I have a formula for the variance which is of the form
$Var(X) = \frac{1}{n} \sum_{k=-n}^{n} (1-\frac{|k|}{n}) \times f(k)$
The only assumptions I make are:
$1. f(x) \to 0$ as $x \to \infty$
$2. f(x) = f(-x)$
The second assumption means I can express this sum in the form
$\sum_{k=0}^{n} (1-\frac{k}{n}) f(k) - \frac{f(0)}{n}$
Though I'm not sure this helps at all.
I wish to show that as $n \to \infty$ the Variance goes to zero, that is, this sum must go to zero. I have little experience with proving convergence, but I would like to understand how to prove this properly and not just give a hand wavey answer about why it must go to zero.

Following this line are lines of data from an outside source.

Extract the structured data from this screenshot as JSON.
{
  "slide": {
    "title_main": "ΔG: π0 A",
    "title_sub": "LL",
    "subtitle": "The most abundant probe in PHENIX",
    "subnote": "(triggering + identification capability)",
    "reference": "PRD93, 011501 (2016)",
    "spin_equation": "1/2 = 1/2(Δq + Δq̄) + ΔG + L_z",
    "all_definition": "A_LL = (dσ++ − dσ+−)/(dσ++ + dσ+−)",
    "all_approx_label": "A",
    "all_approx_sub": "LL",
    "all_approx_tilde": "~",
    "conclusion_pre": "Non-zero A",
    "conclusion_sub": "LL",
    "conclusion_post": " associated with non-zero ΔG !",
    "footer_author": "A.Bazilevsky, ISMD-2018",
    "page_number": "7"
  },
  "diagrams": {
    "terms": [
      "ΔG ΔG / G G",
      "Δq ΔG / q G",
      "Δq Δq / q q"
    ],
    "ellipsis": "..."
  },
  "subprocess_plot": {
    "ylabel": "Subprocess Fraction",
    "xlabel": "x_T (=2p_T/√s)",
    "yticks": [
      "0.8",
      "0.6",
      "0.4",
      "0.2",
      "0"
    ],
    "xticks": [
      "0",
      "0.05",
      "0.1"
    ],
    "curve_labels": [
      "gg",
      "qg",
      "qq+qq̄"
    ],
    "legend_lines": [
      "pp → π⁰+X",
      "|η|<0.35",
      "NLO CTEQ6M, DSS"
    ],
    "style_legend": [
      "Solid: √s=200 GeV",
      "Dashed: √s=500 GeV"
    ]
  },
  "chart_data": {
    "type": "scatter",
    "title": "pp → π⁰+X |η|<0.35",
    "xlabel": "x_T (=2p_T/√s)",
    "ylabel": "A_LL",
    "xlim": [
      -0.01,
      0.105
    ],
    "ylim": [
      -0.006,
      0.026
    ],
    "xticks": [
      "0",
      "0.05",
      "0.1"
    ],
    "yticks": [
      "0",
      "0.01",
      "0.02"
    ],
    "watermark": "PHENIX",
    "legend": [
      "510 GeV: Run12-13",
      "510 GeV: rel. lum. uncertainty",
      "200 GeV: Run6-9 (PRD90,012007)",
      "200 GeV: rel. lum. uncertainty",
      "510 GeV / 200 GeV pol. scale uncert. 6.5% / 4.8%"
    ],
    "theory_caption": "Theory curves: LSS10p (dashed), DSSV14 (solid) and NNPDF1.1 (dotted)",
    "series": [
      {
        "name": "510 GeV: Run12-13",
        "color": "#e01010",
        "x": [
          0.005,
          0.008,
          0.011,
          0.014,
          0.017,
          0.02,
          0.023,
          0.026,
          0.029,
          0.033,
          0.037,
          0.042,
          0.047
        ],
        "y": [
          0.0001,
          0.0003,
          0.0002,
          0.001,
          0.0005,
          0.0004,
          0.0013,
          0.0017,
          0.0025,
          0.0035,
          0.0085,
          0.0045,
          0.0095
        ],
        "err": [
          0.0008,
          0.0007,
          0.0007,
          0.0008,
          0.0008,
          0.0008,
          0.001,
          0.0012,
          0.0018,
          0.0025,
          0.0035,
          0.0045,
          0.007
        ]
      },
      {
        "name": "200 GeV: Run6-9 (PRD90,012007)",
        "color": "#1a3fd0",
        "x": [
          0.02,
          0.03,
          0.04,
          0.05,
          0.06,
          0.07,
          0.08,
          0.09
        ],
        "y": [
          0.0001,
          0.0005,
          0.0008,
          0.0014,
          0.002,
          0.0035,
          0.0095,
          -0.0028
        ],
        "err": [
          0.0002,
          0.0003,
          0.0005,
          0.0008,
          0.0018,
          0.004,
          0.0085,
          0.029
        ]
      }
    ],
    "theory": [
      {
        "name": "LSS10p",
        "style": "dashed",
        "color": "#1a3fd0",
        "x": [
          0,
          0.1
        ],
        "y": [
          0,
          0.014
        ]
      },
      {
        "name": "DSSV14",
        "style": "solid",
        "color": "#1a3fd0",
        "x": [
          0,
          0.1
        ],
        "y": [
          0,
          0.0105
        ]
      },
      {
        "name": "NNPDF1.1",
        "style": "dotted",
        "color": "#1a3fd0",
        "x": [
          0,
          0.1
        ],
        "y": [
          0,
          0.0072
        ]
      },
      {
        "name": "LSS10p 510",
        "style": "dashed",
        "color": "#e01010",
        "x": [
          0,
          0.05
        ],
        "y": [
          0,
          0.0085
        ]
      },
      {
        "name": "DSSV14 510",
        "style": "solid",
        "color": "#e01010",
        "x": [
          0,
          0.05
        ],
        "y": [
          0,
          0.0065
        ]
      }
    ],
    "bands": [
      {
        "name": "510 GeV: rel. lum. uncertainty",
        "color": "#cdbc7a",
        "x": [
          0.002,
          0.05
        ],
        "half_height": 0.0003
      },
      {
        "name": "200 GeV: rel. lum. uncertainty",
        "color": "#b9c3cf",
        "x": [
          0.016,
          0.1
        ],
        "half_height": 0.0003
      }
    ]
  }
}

It is like a Cèsaro mean (which you may consult on wiki).
Suppose $|f(k)|\leq M$ for all $k$ and let $\epsilon>0$. There is $n_0$ so that $|f(k)|<\epsilon$ for $k> n_0$. Then for $n>n_0$: $$ {\rm Var}_n(X) \leq \frac{1}{n} ((2 n_0+1) M + 2 (n-n_0)\epsilon)$$ Letting $n\rightarrow \infty$ we see that $\limsup_n {\rm Var}_n(X) \leq 2\epsilon$ and $\epsilon>0$ was arbitrary.